# Wereraccoon 'Doctor Killjoy' costume work-in-progress



## Isabella_Price (Sep 6, 2008)

Hello everyone! I'm working on a costume for a friend and thought you'd like to see my progress so far. This is a character I created a while back named Doctor Killjoy. He's a mad scientist wereraccoon. I was commissioned by my friend to make a costume of Killjoy for him. I figured I'd post some WIP pictures here before I continue work on him. I'd like some critique, but keep in mind I probably won't be able to do any major changes at this point.

































































I'll be sure to post some more pictures when he's complete. This won't be a full costume, I'm only making the head, tail, feet, and adding long claws to a pair of mad scientist gloves. My friend will be wearing his 'Psycho Ward' lab coat and a pair of pants with the costume pieces.
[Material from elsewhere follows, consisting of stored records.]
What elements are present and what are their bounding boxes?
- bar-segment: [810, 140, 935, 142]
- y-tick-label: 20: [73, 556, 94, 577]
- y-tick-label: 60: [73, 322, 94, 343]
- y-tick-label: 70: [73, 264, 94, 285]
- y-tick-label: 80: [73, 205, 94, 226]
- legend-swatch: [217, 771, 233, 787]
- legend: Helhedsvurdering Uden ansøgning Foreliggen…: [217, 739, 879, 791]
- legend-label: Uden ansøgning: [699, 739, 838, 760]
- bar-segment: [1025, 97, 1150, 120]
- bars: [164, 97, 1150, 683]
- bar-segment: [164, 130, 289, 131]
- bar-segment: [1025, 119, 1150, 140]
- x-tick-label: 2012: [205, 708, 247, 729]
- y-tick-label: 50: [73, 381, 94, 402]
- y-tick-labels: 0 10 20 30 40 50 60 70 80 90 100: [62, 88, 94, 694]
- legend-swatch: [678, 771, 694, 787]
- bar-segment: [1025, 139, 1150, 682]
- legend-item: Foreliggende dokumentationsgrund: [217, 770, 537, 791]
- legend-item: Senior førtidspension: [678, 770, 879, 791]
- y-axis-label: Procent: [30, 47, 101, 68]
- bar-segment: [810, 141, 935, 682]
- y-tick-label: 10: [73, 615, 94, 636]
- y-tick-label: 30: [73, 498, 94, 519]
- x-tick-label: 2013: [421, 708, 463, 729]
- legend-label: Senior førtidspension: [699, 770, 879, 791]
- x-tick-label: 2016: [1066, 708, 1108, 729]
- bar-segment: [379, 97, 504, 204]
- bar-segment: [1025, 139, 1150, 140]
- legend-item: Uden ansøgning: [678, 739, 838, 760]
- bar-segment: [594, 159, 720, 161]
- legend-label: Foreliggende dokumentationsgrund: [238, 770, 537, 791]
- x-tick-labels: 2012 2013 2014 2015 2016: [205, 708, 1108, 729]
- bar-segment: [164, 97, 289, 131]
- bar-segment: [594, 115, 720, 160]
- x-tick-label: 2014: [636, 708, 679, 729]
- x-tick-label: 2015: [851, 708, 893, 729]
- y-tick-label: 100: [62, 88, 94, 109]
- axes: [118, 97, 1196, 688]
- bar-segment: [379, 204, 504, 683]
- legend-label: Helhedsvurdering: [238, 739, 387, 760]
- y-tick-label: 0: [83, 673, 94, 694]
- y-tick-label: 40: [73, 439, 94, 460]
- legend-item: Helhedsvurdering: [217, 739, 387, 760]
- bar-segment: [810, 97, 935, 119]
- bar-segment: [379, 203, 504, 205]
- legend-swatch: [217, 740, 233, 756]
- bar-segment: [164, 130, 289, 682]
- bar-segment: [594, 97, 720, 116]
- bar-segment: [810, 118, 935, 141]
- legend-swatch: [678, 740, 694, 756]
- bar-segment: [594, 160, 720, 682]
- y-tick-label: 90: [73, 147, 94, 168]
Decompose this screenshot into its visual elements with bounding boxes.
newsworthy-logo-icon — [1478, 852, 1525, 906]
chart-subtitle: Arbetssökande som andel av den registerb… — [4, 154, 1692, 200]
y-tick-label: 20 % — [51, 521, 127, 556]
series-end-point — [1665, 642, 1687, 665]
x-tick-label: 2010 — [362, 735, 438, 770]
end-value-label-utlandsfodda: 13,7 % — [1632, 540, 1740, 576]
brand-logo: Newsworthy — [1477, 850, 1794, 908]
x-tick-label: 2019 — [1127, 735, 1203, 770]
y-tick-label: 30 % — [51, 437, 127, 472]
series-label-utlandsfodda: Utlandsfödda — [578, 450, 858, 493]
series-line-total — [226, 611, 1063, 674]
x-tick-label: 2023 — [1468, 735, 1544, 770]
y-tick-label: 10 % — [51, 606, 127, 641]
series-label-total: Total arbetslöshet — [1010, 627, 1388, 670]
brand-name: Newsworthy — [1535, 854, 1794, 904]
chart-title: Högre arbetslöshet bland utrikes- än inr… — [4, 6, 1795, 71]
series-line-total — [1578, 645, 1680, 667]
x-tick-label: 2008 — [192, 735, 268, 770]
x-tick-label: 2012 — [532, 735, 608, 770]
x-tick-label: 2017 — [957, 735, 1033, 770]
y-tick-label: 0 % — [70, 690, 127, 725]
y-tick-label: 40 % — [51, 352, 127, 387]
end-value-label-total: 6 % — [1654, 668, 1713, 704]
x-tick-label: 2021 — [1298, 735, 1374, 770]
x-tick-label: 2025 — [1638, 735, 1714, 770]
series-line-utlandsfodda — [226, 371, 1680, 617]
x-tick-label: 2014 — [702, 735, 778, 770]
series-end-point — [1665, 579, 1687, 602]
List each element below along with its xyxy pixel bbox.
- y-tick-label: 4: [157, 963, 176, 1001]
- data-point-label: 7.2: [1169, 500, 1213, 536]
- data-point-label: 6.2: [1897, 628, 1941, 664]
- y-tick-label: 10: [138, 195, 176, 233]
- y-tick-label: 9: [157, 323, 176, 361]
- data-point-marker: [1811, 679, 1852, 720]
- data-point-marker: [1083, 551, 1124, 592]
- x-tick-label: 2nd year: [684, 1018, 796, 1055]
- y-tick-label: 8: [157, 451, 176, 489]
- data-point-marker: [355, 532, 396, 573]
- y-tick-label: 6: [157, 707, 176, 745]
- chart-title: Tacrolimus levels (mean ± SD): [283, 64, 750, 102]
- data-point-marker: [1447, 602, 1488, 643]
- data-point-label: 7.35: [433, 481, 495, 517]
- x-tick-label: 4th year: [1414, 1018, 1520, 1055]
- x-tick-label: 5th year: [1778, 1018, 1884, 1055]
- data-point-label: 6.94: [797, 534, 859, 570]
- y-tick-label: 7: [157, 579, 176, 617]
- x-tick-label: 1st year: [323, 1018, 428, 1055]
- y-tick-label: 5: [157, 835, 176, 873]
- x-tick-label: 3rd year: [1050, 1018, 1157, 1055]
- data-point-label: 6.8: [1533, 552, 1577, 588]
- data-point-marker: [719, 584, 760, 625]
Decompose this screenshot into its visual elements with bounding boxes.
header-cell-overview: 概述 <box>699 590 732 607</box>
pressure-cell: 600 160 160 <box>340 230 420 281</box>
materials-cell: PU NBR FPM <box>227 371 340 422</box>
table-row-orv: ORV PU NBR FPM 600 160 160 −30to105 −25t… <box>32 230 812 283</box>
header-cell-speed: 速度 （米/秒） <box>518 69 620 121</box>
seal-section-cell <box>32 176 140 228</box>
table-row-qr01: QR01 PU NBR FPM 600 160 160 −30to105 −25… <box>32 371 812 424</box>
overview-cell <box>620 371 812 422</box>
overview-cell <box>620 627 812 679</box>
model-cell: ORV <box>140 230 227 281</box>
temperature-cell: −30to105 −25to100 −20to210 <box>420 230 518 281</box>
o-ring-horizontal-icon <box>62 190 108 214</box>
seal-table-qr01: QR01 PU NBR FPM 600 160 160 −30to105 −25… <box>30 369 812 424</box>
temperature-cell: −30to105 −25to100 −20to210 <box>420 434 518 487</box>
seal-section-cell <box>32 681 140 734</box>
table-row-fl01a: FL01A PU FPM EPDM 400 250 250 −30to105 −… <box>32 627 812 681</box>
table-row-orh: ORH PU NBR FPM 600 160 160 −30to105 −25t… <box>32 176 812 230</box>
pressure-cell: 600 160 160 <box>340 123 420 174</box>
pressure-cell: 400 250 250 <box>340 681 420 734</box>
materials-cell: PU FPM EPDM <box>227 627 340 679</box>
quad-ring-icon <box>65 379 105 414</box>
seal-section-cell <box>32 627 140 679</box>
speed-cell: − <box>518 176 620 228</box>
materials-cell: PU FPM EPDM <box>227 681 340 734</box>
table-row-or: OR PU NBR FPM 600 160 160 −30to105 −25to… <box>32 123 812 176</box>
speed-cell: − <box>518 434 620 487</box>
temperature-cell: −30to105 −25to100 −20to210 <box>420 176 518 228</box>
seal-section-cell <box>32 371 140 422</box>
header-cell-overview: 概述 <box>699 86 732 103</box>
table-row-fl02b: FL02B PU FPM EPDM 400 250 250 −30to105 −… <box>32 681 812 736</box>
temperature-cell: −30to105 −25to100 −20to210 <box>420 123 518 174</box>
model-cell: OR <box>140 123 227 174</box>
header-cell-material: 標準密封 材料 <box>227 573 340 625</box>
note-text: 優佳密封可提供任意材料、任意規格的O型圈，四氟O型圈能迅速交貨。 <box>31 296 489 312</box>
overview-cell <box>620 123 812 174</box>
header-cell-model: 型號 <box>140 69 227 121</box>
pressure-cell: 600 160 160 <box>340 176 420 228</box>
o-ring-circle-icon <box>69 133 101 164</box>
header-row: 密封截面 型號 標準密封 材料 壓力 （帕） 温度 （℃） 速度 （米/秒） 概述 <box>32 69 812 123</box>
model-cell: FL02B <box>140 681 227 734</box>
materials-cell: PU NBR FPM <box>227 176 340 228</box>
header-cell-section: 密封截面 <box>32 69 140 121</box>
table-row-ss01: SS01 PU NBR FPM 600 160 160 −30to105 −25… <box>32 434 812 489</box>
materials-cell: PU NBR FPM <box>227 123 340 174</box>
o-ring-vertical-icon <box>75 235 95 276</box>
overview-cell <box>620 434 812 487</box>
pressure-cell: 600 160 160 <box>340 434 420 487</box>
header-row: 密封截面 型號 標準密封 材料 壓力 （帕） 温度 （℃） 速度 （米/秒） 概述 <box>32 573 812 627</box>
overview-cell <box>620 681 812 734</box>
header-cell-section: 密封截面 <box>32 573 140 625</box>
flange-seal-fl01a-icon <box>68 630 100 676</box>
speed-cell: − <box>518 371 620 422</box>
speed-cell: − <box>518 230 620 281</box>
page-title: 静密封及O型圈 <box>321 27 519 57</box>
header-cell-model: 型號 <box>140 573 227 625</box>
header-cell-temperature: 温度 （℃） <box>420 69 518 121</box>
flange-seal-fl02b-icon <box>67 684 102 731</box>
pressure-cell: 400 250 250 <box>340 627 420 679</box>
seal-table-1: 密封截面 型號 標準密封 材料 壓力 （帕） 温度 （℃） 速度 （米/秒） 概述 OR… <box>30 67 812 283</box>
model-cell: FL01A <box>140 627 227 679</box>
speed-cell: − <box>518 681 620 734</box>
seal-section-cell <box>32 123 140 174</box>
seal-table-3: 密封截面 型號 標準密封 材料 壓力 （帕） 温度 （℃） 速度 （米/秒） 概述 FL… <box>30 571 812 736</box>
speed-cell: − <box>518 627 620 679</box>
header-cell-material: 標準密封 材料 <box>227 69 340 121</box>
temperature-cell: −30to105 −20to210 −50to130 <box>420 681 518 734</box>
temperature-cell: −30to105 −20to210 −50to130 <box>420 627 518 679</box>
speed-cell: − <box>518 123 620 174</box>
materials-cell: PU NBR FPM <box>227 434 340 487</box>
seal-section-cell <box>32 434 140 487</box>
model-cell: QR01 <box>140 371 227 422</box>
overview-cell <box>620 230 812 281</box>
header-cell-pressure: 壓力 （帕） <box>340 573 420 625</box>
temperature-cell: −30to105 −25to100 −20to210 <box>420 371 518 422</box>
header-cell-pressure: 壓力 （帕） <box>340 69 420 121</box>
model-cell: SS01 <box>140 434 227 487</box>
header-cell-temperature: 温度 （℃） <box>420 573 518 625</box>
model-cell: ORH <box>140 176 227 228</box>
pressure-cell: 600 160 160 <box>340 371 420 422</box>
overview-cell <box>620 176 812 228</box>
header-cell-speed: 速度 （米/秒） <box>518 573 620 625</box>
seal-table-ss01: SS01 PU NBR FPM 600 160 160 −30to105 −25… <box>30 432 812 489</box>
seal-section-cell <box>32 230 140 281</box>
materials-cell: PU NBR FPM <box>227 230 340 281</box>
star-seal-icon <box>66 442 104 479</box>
((I take orders for costumes like these, so if you're in need of an epic werewolf costume, feel free to contact me.  You can go to my art gallery to see some examples of my past work.))

Let me know what you think, what I can change, etc.!


----------



## lonerogue2 (Sep 30, 2008)

Wow, very cool. I love seeing how your idea on paper comes to life like that. Good luck on the rest, you're very talented


----------



## Junit (Sep 1, 2008)

Very nice! I can't wait to see it finished!


----------



## jackpot (Nov 1, 2008)

Very Very nice, can't wait to see it all finished.


----------